Working with regions data in ETL steps¶

The Regions class provides convenient methods for working with the regions dataset. In ETL steps, you can access this object through paths.regions (where paths is an instance of PathFinder).

Accessing region information¶

Query region data programmatically:

# Get region members
regions = Regions()
regions.get_region("Europe")["members"]

# Get multiple regions with their members (or successors, for historical regions)
regions.get_regions(["Africa", "High-income countries", "USSR"], only_subregions=True)

Country harmonization¶

Harmonize country names in your data to match OWID's standardized country names:

# Run interactive harmonizer to create mapping file
paths.regions.harmonizer(tb)

# Apply harmonization using the created mapping file
tb = paths.regions.harmonize_names(tb)

Region aggregation¶

Add region aggregates (continents, income groups, World) to your data:

# Simple region aggregation
tb = paths.regions.add_aggregates(tb)

# Custom regions with custom aggregation with specific regions and aggregation methods
tb = paths.regions.add_aggregates(
    tb,
    regions={
        "Asia": {},  # No need to define anything, since it is a default region.
        "Asia excluding China": {  # Custom region that must be defined based on other known regions and countries.
            "additional_regions": ["Asia"],
            "excluded_members": ["China"],
        },
        "High-income countries": {},
    },
    aggregations={"population": "sum", "gdp": "mean_weighted_by_population"}
)

Note that we have a custom aggregate method mean_weighted_by_X which creates a mean weighted by X, where X is a given column in the table. If X is population, and it's not in the table, it will be added automatically (if so, the population dataset needs to be among the dependencies of the current data step).

Per capita calculations¶

Create per capita indicators for your data:

# Add per capita indicators for all numeric columns
tb = paths.regions.add_per_capita(tb)

# Add per capita indicators for specific columns
tb = paths.regions.add_per_capita(tb, columns=["gdp", "co2_emissions"])

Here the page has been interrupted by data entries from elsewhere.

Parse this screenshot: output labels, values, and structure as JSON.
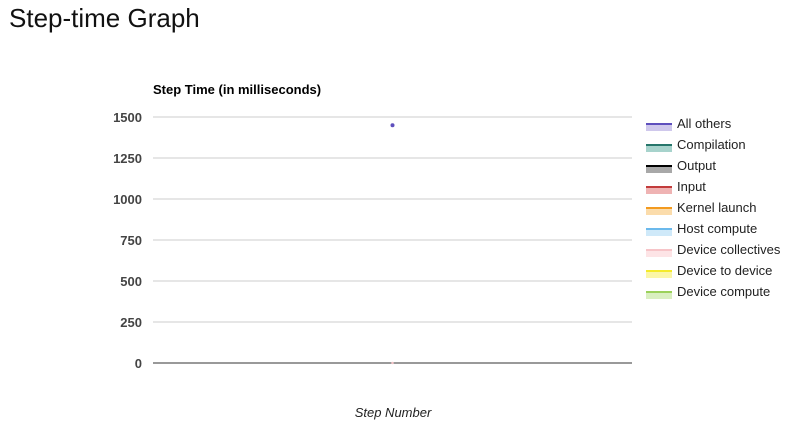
{
  "page": {
    "title": "Step-time Graph"
  },
  "chart_data": {
    "type": "area",
    "title": "Step Time (in milliseconds)",
    "xlabel": "Step Number",
    "ylabel": "",
    "ylim": [
      0,
      1500
    ],
    "yticks": [
      0,
      250,
      500,
      750,
      1000,
      1250,
      1500
    ],
    "grid": true,
    "legend_position": "right",
    "stacked": true,
    "x": [
      0
    ],
    "series": [
      {
        "name": "All others",
        "color": "#5e4fbd",
        "fill": "#cfc8ec",
        "values": [
          1450
        ]
      },
      {
        "name": "Compilation",
        "color": "#26766b",
        "fill": "#a7d3cc",
        "values": [
          0
        ]
      },
      {
        "name": "Output",
        "color": "#000000",
        "fill": "#a8a8a8",
        "values": [
          0
        ]
      },
      {
        "name": "Input",
        "color": "#c23b3b",
        "fill": "#efb3b3",
        "values": [
          0
        ]
      },
      {
        "name": "Kernel launch",
        "color": "#f39a1f",
        "fill": "#fbdcab",
        "values": [
          0
        ]
      },
      {
        "name": "Host compute",
        "color": "#6bb9ec",
        "fill": "#cfe9f9",
        "values": [
          0
        ]
      },
      {
        "name": "Device collectives",
        "color": "#f7c4c8",
        "fill": "#fde4e6",
        "values": [
          0
        ]
      },
      {
        "name": "Device to device",
        "color": "#f4ea2a",
        "fill": "#fbf6a6",
        "values": [
          0
        ]
      },
      {
        "name": "Device compute",
        "color": "#9bd15a",
        "fill": "#d9efc0",
        "values": [
          0
        ]
      }
    ]
  }
}
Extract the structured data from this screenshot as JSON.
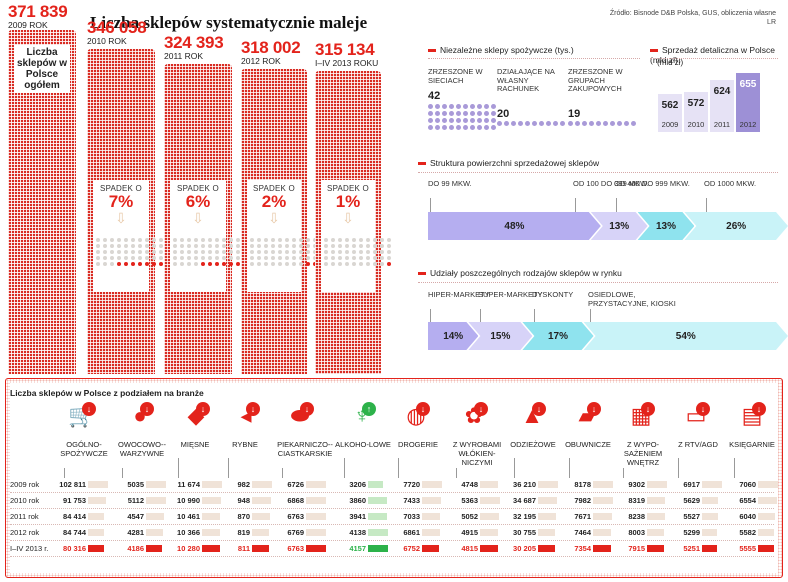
{
  "header": {
    "title": "Liczba sklepów systematycznie maleje",
    "source": "Źródło: Bisnode D&B Polska, GUS, obliczenia własne",
    "author": "LR"
  },
  "chart_data": [
    {
      "type": "bar",
      "label": "Liczba sklepów w Polsce ogółem",
      "categories": [
        "2009 ROK",
        "2010 ROK",
        "2011 ROK",
        "2012 ROK",
        "I–IV 2013 ROKU"
      ],
      "values": [
        371839,
        346058,
        324393,
        318002,
        315134
      ],
      "value_labels": [
        "371 839",
        "346 058",
        "324 393",
        "318 002",
        "315 134"
      ],
      "drops": [
        {
          "label": "SPADEK O",
          "value": "7%",
          "pct": 7
        },
        {
          "label": "SPADEK O",
          "value": "6%",
          "pct": 6
        },
        {
          "label": "SPADEK O",
          "value": "2%",
          "pct": 2
        },
        {
          "label": "SPADEK O",
          "value": "1%",
          "pct": 1
        }
      ]
    },
    {
      "type": "pictogram",
      "title": "Niezależne sklepy spożywcze (tys.)",
      "items": [
        {
          "label": "ZRZESZONE W SIECIACH",
          "value": 42
        },
        {
          "label": "DZIAŁAJĄCE NA WŁASNY RACHUNEK",
          "value": 20
        },
        {
          "label": "ZRZESZONE W GRUPACH ZAKUPOWYCH",
          "value": 19
        }
      ]
    },
    {
      "type": "bar",
      "title": "Sprzedaż detaliczna w Polsce (mld zł)",
      "categories": [
        "2009",
        "2010",
        "2011",
        "2012"
      ],
      "values": [
        562,
        572,
        624,
        655
      ],
      "ylim": [
        0,
        700
      ]
    },
    {
      "type": "bar",
      "title": "Struktura powierzchni sprzedażowej sklepów",
      "categories": [
        "DO 99 MKW.",
        "OD 100 DO 399 MKW.",
        "OD 400 DO 999 MKW.",
        "OD 1000 MKW."
      ],
      "values": [
        48,
        13,
        13,
        26
      ],
      "value_labels": [
        "48%",
        "13%",
        "13%",
        "26%"
      ],
      "colors": [
        "#b5aef0",
        "#d7d3f8",
        "#8fe3ee",
        "#c9f3f8"
      ]
    },
    {
      "type": "bar",
      "title": "Udziały poszczególnych rodzajów sklepów w rynku",
      "categories": [
        "HIPER-MARKETY",
        "SUPER-MARKETY",
        "DYSKONTY",
        "OSIEDLOWE, PRZYSTACYJNE, KIOSKI"
      ],
      "values": [
        14,
        15,
        17,
        54
      ],
      "value_labels": [
        "14%",
        "15%",
        "17%",
        "54%"
      ],
      "colors": [
        "#b5aef0",
        "#d7d3f8",
        "#8fe3ee",
        "#c9f3f8"
      ]
    },
    {
      "type": "table",
      "title": "Liczba sklepów w Polsce z podziałem na branże",
      "rows": [
        "2009 rok",
        "2010 rok",
        "2011 rok",
        "2012 rok",
        "I–IV 2013 r."
      ],
      "columns": [
        {
          "name": "OGÓLNO-SPOŻYWCZE",
          "icon": "cart-icon",
          "values": [
            "102 811",
            "91 753",
            "84 414",
            "84 744",
            "80 316"
          ],
          "nums": [
            102811,
            91753,
            84414,
            84744,
            80316
          ],
          "trend": "down"
        },
        {
          "name": "OWOCOWO--WARZYWNE",
          "icon": "apple-icon",
          "values": [
            "5035",
            "5112",
            "4547",
            "4281",
            "4186"
          ],
          "nums": [
            5035,
            5112,
            4547,
            4281,
            4186
          ],
          "trend": "down"
        },
        {
          "name": "MIĘSNE",
          "icon": "meat-icon",
          "values": [
            "11 674",
            "10 990",
            "10 461",
            "10 366",
            "10 280"
          ],
          "nums": [
            11674,
            10990,
            10461,
            10366,
            10280
          ],
          "trend": "down"
        },
        {
          "name": "RYBNE",
          "icon": "fish-icon",
          "values": [
            "982",
            "948",
            "870",
            "819",
            "811"
          ],
          "nums": [
            982,
            948,
            870,
            819,
            811
          ],
          "trend": "down"
        },
        {
          "name": "PIEKARNICZO--CIASTKARSKIE",
          "icon": "bread-icon",
          "values": [
            "6726",
            "6868",
            "6763",
            "6769",
            "6763"
          ],
          "nums": [
            6726,
            6868,
            6763,
            6769,
            6763
          ],
          "trend": "down"
        },
        {
          "name": "ALKOHO-LOWE",
          "icon": "wine-icon",
          "values": [
            "3206",
            "3860",
            "3941",
            "4138",
            "4157"
          ],
          "nums": [
            3206,
            3860,
            3941,
            4138,
            4157
          ],
          "trend": "up"
        },
        {
          "name": "DROGERIE",
          "icon": "bottle-icon",
          "values": [
            "7720",
            "7433",
            "7033",
            "6861",
            "6752"
          ],
          "nums": [
            7720,
            7433,
            7033,
            6861,
            6752
          ],
          "trend": "down"
        },
        {
          "name": "Z WYROBAMI WŁÓKIEN-NICZYMI",
          "icon": "yarn-icon",
          "values": [
            "4748",
            "5363",
            "5052",
            "4915",
            "4815"
          ],
          "nums": [
            4748,
            5363,
            5052,
            4915,
            4815
          ],
          "trend": "down"
        },
        {
          "name": "ODZIEŻOWE",
          "icon": "shirt-icon",
          "values": [
            "36 210",
            "34 687",
            "32 195",
            "30 755",
            "30 205"
          ],
          "nums": [
            36210,
            34687,
            32195,
            30755,
            30205
          ],
          "trend": "down"
        },
        {
          "name": "OBUWNICZE",
          "icon": "shoe-icon",
          "values": [
            "8178",
            "7982",
            "7671",
            "7464",
            "7354"
          ],
          "nums": [
            8178,
            7982,
            7671,
            7464,
            7354
          ],
          "trend": "down"
        },
        {
          "name": "Z WYPO-SAŻENIEM WNĘTRZ",
          "icon": "dresser-icon",
          "values": [
            "9302",
            "8319",
            "8238",
            "8003",
            "7915"
          ],
          "nums": [
            9302,
            8319,
            8238,
            8003,
            7915
          ],
          "trend": "down"
        },
        {
          "name": "Z RTV/AGD",
          "icon": "tv-icon",
          "values": [
            "6917",
            "5629",
            "5527",
            "5299",
            "5251"
          ],
          "nums": [
            6917,
            5629,
            5527,
            5299,
            5251
          ],
          "trend": "down"
        },
        {
          "name": "KSIĘGARNIE",
          "icon": "book-icon",
          "values": [
            "7060",
            "6554",
            "6040",
            "5582",
            "5555"
          ],
          "nums": [
            7060,
            6554,
            6040,
            5582,
            5555
          ],
          "trend": "down"
        }
      ]
    }
  ],
  "colors": {
    "accent": "#e3231b",
    "violet": "#a99ad8",
    "green": "#2db24a"
  }
}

# Only include countries that have data (useful for regional aggregates)
tb = paths.regions.add_per_capita(
    tb,
    columns=["gdp"],
    only_informed_countries_in_regions=True
)

Multi-operation workflows¶

For better performance when doing both aggregation and per capita calculations:

# Create aggregator for efficient multi-operation workflow
agg = paths.regions.aggregator(regions=["World"], aggregations={"gdp": "sum"})
tb = agg.add_aggregates(tb)
tb = agg.add_per_capita(tb, columns=["gdp"])

Advanced usage

For more advanced features of Regions and RegionAggregator, like region overlap detection and custom region definitions, see the docstrings of the Regions class in etl/data_helpers/geo.py.

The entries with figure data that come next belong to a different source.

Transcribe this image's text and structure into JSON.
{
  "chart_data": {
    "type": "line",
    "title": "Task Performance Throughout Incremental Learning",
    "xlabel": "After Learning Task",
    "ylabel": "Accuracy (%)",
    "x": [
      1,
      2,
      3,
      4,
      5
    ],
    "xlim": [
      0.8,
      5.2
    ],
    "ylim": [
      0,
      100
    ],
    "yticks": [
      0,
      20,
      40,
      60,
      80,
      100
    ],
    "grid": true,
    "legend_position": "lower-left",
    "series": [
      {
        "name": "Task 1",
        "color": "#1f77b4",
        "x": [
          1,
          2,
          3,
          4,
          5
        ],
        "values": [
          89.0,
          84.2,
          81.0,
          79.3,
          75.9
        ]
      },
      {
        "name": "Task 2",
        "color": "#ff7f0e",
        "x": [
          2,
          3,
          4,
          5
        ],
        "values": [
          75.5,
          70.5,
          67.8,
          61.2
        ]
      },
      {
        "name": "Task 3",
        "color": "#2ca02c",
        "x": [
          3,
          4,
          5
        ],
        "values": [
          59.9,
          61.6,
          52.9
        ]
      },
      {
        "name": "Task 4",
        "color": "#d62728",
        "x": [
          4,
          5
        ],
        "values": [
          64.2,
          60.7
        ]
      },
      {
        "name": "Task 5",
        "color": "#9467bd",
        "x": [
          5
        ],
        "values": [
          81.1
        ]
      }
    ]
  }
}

How to make changes to the dataset¶

New aliases and short names can be added to the dataset without creating a new dataset version. For that, we can use the harmonize tool in etl.

For any other type of change to the dataset:

If the change does not affect existing datasets, it can be done without creating a new dataset version. For example, adding a new region for a particular institution (e.g. North America (BP)) does not affect any other existing dataset.
If the change does affect existing datasets, then a new version needs to be created. For example, if sub-regions of a country are added, and they are also added as the members of a continent, this could affect existing datasets (that happened to have data for those sub-regions). However, if it's clear that the changes do not affect existing countries, then there is no need to update the dataset version.